Ce que nous avons vécu sur le terrain

Le gouverneur de la région du Littoral est arrivé sur les lieux vers 10h30, a fait une communication vers 12 h ce 23 juillet 2023, annonçant 31 personnes secourues dont 12 morts. Après son départ, nous avons assisté à la sortie des décombres d’un homme vivant, un homme mort, trois femmes mortes, et deux garçons âgés entre 10 et 14 ans morts.

Les fouilles se sont poursuivies toute la nuit et se poursuivent actuellement pour retrouver ceux qui sont ensevelis par les décombres, car, ils étaient nombreux dans ledit immeuble. « Il n’y a pas moins de cinquante personnes dans cet immeuble. Il y avait plus de studios et de chambres, et dans chaque studio, il y avait au moins un enfant« , informe une riveraine.

Cette situation macabre crée la désolation totale.

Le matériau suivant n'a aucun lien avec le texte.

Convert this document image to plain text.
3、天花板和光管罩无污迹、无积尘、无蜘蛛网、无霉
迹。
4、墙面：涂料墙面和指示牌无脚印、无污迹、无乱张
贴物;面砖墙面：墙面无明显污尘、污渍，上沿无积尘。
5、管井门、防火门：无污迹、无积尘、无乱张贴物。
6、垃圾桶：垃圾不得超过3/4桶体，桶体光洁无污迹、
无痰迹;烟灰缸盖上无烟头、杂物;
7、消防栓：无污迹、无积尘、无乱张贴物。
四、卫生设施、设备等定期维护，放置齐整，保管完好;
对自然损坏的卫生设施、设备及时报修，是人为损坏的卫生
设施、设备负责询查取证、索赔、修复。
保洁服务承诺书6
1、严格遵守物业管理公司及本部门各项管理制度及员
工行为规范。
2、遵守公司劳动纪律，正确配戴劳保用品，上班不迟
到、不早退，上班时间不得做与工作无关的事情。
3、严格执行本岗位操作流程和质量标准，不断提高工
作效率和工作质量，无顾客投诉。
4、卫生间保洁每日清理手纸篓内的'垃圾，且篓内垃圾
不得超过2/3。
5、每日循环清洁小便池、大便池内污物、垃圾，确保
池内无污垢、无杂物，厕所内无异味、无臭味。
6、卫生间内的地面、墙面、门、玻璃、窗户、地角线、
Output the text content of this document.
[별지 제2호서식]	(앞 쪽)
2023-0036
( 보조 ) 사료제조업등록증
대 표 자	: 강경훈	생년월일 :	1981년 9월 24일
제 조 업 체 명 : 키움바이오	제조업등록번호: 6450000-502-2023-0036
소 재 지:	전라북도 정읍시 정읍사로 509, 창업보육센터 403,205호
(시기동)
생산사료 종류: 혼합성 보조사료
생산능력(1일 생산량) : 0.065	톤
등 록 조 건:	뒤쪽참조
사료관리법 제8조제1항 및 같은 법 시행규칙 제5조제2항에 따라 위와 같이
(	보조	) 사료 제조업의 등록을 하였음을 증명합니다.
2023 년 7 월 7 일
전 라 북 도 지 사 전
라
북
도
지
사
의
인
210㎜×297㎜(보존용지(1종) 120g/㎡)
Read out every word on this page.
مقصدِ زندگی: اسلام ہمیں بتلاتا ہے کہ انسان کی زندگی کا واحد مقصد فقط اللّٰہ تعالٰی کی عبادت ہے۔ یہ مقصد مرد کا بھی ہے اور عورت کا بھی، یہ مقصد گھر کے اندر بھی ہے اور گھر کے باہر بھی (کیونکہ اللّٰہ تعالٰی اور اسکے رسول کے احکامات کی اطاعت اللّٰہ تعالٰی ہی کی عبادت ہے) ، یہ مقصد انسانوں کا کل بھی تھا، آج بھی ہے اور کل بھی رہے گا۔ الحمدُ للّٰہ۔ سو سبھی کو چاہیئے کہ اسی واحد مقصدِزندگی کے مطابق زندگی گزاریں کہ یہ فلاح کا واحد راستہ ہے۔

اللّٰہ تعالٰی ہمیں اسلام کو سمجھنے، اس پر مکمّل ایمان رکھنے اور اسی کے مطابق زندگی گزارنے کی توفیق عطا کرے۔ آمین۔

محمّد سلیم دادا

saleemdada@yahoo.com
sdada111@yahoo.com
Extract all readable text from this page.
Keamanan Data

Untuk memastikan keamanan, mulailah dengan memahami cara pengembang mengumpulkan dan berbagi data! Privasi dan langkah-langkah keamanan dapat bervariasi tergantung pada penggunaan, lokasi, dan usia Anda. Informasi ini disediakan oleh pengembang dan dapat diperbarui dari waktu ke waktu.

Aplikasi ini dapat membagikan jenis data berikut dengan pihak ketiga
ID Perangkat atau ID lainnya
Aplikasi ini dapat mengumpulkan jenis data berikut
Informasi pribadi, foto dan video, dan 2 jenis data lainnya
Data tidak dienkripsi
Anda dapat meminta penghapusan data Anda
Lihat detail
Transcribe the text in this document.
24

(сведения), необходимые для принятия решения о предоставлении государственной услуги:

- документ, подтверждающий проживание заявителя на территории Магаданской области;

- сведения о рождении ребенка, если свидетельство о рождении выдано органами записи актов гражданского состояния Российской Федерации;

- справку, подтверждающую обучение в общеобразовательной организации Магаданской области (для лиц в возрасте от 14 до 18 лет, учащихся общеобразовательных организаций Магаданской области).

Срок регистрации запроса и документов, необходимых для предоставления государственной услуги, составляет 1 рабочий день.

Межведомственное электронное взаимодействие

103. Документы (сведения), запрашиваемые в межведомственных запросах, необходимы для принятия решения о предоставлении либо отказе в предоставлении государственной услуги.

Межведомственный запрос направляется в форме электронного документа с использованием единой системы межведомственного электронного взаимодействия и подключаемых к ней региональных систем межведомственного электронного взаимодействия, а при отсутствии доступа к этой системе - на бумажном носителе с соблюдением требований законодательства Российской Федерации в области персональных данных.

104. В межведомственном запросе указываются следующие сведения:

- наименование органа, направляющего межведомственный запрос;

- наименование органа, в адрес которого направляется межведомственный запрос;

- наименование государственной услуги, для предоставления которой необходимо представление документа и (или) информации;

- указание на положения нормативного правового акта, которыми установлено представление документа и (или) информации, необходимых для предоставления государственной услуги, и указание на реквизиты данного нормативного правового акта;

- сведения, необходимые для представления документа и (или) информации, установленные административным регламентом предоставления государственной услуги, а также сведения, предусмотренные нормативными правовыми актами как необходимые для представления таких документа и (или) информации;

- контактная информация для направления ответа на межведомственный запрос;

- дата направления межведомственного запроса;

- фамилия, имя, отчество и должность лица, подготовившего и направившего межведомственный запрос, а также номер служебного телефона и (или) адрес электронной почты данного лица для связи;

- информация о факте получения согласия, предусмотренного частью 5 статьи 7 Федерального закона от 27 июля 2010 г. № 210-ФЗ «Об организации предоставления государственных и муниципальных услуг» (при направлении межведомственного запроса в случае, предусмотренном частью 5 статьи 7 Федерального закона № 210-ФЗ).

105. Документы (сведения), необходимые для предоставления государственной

Parmi le monde qui entoure la scène du drame, on remarque ceux qui pleurent leurs morts et ceux qui sont engoissés par le sort de leurs proches encore sous les décombres. « Je suis venue voir ma nièce, elle a 28 ans, elle n’est pas encore sortie » raconte une dame la voix tremblante. Une autre attend des nouvelles de sa fille assise, désemparée à même le sol.

Au milieu de tout ceci, Charlène arrive autour de 19h et fait face a un champ de ruine. Elle louait un studio dans l’immeuble effondré, elle a juste fondu en larmes à la vue de la situation. « Je sors de l’enterrement de ma grand-mère » déclare-t-elle en sanglots.

Les fouilles se poursuivent et certaines familles gardent espoir car certaines victimes envoient encore des messages de detresse.